SHASH

NAME

shash - compute statistics about a hashed RMSfile

SYNOPSIS

shash lfile

DESCRIPTION

Shash displays on standard output statistics about the named RMSfile lfile. Lfile must be either the logical name or the pathname of a hashed RMSfile.

Shash reads each record in the RMSfile by key value, and counts the number of record accesses to read each record. The number of accesses includes one read to read the actual record, and one read for each collision. The following is sample output from shash:

211 records in file

49 records in use

23.2227% loading factor

1 minimum accesses per record

2 maximum accesses per record

1 median accesses per record

1.06122 average accesses per record

0 minimum access time

0 maximum access time

0 median access time

0 average access time

acc #nrec %rec # >= % >=

1 ( 46, 93%, 49, 100% ) *********************************

2 ( 3, 6%, 3, 6% ) **

Records in file is the maximum number of records that can be in the RMSfile. It is the number of records specified when the RMSfile was created or expanded. This number should normally be a prime number.

Records in use is the number of active records in the RMSfile. Deleted and never used records are not counted.

Loading factor is the ratio of records in use to records in file expressed as a percentage. The performance of a hashed file deteriorates as the loading factor rises. You can change the loading factor by expanding the maximum number of records in the RMSfile.

Minimum accesses per record is the smallest number of accesses to find a record. This number is normally one.

Maximum accesses per record is the largest number of accesses to find a record.

Median accesses per record is the 'midway' point between the minimum number of accesses and the maximum number of accesses.

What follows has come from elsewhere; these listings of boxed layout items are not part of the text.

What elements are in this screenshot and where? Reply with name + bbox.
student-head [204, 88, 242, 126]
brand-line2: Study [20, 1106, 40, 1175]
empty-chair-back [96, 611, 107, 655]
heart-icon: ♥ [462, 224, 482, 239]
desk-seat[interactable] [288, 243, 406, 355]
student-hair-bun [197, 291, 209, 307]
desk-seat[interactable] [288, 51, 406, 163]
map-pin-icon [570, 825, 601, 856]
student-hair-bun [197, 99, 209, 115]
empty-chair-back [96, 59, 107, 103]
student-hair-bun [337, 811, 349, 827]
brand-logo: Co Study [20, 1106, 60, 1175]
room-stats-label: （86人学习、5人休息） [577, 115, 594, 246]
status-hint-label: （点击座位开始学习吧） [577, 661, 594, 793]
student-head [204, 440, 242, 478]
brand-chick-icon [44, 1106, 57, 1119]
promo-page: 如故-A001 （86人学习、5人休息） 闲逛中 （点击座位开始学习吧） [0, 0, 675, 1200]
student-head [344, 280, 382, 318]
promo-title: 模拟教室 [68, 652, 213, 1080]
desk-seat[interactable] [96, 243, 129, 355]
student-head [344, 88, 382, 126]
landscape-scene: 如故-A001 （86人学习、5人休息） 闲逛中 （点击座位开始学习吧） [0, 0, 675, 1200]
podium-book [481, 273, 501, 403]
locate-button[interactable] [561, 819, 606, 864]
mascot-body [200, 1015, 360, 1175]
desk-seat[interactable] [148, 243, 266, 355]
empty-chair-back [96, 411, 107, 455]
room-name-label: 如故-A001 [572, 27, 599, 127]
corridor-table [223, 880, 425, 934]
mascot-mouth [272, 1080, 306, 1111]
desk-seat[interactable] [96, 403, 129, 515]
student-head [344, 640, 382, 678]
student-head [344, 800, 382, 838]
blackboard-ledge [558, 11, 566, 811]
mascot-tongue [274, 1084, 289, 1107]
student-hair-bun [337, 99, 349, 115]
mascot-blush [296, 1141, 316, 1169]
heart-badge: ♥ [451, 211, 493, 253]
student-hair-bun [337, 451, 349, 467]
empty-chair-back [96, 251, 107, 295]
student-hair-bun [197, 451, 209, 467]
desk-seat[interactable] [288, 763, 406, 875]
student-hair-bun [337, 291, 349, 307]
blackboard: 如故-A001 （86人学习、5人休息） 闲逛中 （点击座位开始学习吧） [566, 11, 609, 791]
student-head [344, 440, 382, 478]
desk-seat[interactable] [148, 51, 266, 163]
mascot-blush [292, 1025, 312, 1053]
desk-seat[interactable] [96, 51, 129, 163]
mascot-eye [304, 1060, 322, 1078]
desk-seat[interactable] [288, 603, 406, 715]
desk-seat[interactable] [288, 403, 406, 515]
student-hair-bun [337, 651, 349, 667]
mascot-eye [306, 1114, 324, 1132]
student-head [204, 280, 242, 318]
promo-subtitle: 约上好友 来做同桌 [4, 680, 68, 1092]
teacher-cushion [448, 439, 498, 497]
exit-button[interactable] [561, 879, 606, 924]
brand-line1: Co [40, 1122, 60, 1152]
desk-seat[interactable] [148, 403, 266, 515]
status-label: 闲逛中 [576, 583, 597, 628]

Average accesses per record is the average number of accesses to find a record.

Minimum access time is the shortest access time to find a record. This has a resolution of 1 second.

Maximum access time is the longest access time to find a record. This has a resolution of 1 second.

Median access time is the 'midway' point between the shortest and the longest access time to find a record. This has a resolution of 1 second.

Average access time is the average access time to find a record. This has a resolution of 1 second.

The remaining output from shash is a histogram showing the number of records that have a given number of accesses to find them. The acc column shows the number of record accesses, the #nrec column shows the number of records that have that number of accesses, the %rec column shows the percentage of records to the number of active records, the # >= column shows the number of records that have this or a greater number of accesses, and the % >= column shows the number of records that have this or a greater number of accesses as a percentage of the number of active records.

NOTES

The access timing information is very approximate; the resolution is one second, and it does not take system load into account.

This program is available only with the C/Base Utilities software package.